DAILY BRIEFINGThe Moron's Daily Briefing
Jul. 11 - The Church of England came into being on this date in 1533. The story of its origins is shrouded in sex and therefore important.
Henry VIII assumed the English throne in 1509, an energetic young man of seventeen. He immediately decided to have a male heir. This became the enduring theme of his reign and he consequently came to be known as The Son King (or, to his detractors, The Heir Head).
Henry was a devout Catholic, and in the early part of his reign he earned the title "Defender of the Faith" without even stepping into the ring. His first wife, whom he'd married before taking the throne, was Catherine of Aragon, who earned the nickname "Catherine of Aragon." Catherine was an excellent queen until she didn't have a son, which made her bad.

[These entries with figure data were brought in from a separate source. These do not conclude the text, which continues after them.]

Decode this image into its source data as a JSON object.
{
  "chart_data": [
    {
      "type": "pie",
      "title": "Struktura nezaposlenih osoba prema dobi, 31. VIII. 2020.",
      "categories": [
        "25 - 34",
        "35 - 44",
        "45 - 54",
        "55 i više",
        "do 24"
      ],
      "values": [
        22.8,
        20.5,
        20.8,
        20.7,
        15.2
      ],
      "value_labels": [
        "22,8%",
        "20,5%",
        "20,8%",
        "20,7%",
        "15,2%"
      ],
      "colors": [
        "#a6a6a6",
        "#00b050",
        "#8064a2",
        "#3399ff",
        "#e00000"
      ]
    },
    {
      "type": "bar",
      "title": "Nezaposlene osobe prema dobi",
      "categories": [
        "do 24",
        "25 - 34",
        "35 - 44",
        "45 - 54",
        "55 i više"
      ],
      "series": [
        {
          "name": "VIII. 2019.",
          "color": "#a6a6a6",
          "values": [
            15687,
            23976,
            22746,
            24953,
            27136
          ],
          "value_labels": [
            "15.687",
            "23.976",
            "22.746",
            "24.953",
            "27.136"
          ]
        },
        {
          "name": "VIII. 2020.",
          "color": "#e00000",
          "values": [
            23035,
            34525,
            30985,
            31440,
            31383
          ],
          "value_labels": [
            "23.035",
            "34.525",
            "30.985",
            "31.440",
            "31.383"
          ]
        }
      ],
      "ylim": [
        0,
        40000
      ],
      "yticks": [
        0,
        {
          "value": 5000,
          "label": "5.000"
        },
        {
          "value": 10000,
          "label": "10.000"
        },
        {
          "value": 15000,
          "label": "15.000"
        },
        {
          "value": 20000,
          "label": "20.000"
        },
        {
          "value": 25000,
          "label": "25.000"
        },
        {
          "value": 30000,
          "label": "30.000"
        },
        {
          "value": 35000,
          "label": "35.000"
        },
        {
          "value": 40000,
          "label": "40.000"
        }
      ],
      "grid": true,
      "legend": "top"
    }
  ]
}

By the 1530s Henry had realized he was married to a bad queen. He was now about forty years old. He therefore decided to get a convertible carriage and change wives. While the convertible caused no problems, the changing of wives required the official permission of the Pope, who, being Catholic himself, refused to grant a divorce. Henry divorced her anyway, and on July 11, 1533, the Catholic Church seceded from the Church of England in retaliation.
The Pope having withdrawn, Henry made himself the head of the Church of England. Because he was still the Defender of the Faith, he wrote the Act of Supremacy. This Act proved that the Church of England was better than the Catholic Church, that King Henry VIII was better than any Pope, and that a Single White King was back in the market.
Sir Thomas More had been the Lord Chancellor of England, and knew Henry as well as any man alive. He therefore refused to swear to the Act of Supremacy, and on July 6, 1535, became Sir Thomas Somewhat Less.
At this point in his career, Henry began marrying and divorcing women on a regular basis. The divorce process was expedited now that Papal authority was no longer a consideration. In fact, Henry turned the entire process into a game: his wives would be blindfolded and asked to produce a male heir. It came to be known as "Bluff King Hal," and several centuries later it served as the inspiration for the popular French game, "Hungry Hungry Guillotine."
Today is the birthday of Suzanne Vega (1959), Leon Spinks (1953), Giorgio Armani (1934), Yul Brynner (1920), E.B. White (1899), and John Quincy Adams (1767).
It's still Independence Day in the Bahamas. There are two shopping days left before Cow Appreciation Day.